Keiko yang hari itu mengenakan rok pendek sedikit di bawah lutut, dengan ragu menaiki sepeda lipat berwarna putih.
"Kau bisa mengendarai sepeda, kan?"
"Bisa. Tapi sudah lama sekali. Akan sedikit kaku pasti"
"Pelan-pelan saja. Lama-lama akan terbiasa"
Keiko mengayuh pedal sepeda perlahan. Awalnya tampak begitu kaku. Perlahan namun pasti, ia mulai bisa menguasai sepedanya dengan baik.
"Nah kan mulai lancar" Takagi mengayuh sepedanya di samping Keiko.
"Sepeda ini kau dapat dari mana?"
"Aku menyewanya.
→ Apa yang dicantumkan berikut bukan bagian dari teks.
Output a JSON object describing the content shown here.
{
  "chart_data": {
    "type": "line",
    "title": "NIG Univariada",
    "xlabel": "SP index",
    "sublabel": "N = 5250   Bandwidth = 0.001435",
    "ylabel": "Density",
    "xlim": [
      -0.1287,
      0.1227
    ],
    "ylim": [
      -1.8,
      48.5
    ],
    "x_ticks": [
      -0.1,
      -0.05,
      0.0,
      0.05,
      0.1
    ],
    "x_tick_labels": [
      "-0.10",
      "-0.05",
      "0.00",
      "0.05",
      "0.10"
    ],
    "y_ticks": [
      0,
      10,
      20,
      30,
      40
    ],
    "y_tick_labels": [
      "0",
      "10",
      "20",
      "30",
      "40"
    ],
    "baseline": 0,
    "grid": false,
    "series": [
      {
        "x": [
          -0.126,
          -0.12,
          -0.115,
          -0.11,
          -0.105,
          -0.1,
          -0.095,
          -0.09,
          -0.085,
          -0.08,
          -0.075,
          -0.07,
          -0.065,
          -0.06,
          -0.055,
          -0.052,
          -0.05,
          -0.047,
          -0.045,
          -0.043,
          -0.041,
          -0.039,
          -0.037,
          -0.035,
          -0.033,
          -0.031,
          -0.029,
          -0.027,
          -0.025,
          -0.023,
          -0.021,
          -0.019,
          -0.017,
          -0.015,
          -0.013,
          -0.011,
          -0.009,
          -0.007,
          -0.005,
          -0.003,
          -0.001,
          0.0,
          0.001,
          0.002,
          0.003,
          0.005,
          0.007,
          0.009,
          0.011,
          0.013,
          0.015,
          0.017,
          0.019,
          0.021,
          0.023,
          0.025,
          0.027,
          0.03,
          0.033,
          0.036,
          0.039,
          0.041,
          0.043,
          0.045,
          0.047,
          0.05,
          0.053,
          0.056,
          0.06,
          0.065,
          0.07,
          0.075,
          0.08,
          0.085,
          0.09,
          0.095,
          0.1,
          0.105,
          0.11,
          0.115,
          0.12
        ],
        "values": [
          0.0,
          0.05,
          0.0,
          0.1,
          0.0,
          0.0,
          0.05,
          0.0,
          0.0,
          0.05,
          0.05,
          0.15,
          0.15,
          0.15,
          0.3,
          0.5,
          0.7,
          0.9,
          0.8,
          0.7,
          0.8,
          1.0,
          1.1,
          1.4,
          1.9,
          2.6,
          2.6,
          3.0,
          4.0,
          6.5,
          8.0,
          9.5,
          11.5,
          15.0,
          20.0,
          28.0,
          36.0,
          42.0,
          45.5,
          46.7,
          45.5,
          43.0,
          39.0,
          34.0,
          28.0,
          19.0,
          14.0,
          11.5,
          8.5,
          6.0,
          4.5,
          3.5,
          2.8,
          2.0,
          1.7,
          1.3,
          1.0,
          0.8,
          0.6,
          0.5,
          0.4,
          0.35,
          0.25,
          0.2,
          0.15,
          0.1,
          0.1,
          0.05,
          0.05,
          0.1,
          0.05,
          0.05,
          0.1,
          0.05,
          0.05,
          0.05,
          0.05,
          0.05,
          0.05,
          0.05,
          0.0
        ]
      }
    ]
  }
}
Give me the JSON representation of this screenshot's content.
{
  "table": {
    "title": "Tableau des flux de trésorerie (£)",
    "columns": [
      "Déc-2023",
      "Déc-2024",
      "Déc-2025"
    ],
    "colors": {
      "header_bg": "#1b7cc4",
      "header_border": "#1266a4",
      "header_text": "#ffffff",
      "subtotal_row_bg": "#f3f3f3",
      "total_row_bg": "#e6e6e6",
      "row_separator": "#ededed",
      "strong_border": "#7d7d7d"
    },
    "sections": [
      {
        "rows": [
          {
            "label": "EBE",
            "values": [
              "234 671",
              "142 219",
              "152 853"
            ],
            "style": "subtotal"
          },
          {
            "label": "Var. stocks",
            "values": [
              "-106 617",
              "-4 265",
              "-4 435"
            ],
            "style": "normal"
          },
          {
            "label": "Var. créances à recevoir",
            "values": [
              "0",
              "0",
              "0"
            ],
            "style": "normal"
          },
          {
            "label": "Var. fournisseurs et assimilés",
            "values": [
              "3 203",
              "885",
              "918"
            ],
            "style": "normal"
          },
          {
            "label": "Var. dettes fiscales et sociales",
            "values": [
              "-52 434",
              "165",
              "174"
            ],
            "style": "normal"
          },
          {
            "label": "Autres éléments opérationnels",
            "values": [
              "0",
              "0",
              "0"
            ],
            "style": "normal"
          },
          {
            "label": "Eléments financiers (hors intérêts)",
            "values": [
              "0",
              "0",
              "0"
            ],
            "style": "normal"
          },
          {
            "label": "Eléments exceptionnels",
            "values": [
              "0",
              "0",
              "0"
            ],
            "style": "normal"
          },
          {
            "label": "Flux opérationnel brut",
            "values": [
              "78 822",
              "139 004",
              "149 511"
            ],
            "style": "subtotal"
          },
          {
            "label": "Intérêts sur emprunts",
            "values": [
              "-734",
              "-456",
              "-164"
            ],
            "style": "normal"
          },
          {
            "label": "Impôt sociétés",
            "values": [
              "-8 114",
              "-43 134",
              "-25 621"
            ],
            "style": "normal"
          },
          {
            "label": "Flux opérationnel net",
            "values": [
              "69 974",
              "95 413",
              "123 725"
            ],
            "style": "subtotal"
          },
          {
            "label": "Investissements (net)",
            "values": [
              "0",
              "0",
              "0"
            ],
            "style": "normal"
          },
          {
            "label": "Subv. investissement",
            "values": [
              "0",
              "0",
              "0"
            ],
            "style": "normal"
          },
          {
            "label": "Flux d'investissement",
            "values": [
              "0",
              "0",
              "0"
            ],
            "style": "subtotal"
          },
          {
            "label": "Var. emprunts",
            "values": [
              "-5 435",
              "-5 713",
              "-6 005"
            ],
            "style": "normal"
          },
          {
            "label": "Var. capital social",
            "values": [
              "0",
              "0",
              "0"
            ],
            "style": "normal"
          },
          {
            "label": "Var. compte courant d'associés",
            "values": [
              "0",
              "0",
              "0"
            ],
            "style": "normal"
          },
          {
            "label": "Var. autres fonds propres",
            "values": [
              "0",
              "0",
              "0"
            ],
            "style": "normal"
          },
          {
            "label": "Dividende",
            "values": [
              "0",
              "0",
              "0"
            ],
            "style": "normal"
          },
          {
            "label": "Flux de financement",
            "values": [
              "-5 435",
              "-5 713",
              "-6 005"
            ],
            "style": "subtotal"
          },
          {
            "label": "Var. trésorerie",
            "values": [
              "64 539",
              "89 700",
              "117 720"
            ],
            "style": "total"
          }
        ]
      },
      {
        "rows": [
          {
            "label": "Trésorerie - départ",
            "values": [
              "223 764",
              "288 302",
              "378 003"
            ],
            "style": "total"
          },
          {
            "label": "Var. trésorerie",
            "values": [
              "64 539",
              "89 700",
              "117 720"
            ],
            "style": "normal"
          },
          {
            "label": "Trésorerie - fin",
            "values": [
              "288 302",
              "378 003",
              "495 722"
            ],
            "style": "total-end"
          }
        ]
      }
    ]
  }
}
Tadi sekalian aku ambil waktu menuju ke rumah sakit. Kau tau dokter, waktu kecil, aku ingin sekali punya sepeda sendiri. Kalau teman-temanku bermain atau berangkat sekolah mengendarai sepeda, aku iri sekali"
"Oh iya?"
"Iya. Apalah daya. Aku cuma anak panti. Hidup dan dibesarkan di panti asuhan. Sudah bisa hidup dan bersekolah dengan baik, sudah sangat bersyukur sekali. Jadi keinginan untuk memiliki sepeda, aku kubur dalam-dalam"
"Aku baru tau cerita itu. Kalau boleh tau, apaka kedua orang tuamu masih hidup?"
"Aku tidak tau, Dok. Kata suster di panti, aku ditemukan di dalam keranjang yang diletakkan di depan pintu panti. Disertai dengan secarik kertas yang bertuliskan tanggal lahir ku. Tidak ada keterangan lainnya"
"Rumit sekali hidupmu. Ternyata kita punya cerita hidup yang hampir sama"
"Oh iya? Apanya yang hampir sama?"
"Aku juga anak panti, Detektif. Aku juga tidak tahu siapa kedua orang tuaku. Kata pengasuhku, aku diantar oleh seorang lelaki paruh baya suruhan seseorang"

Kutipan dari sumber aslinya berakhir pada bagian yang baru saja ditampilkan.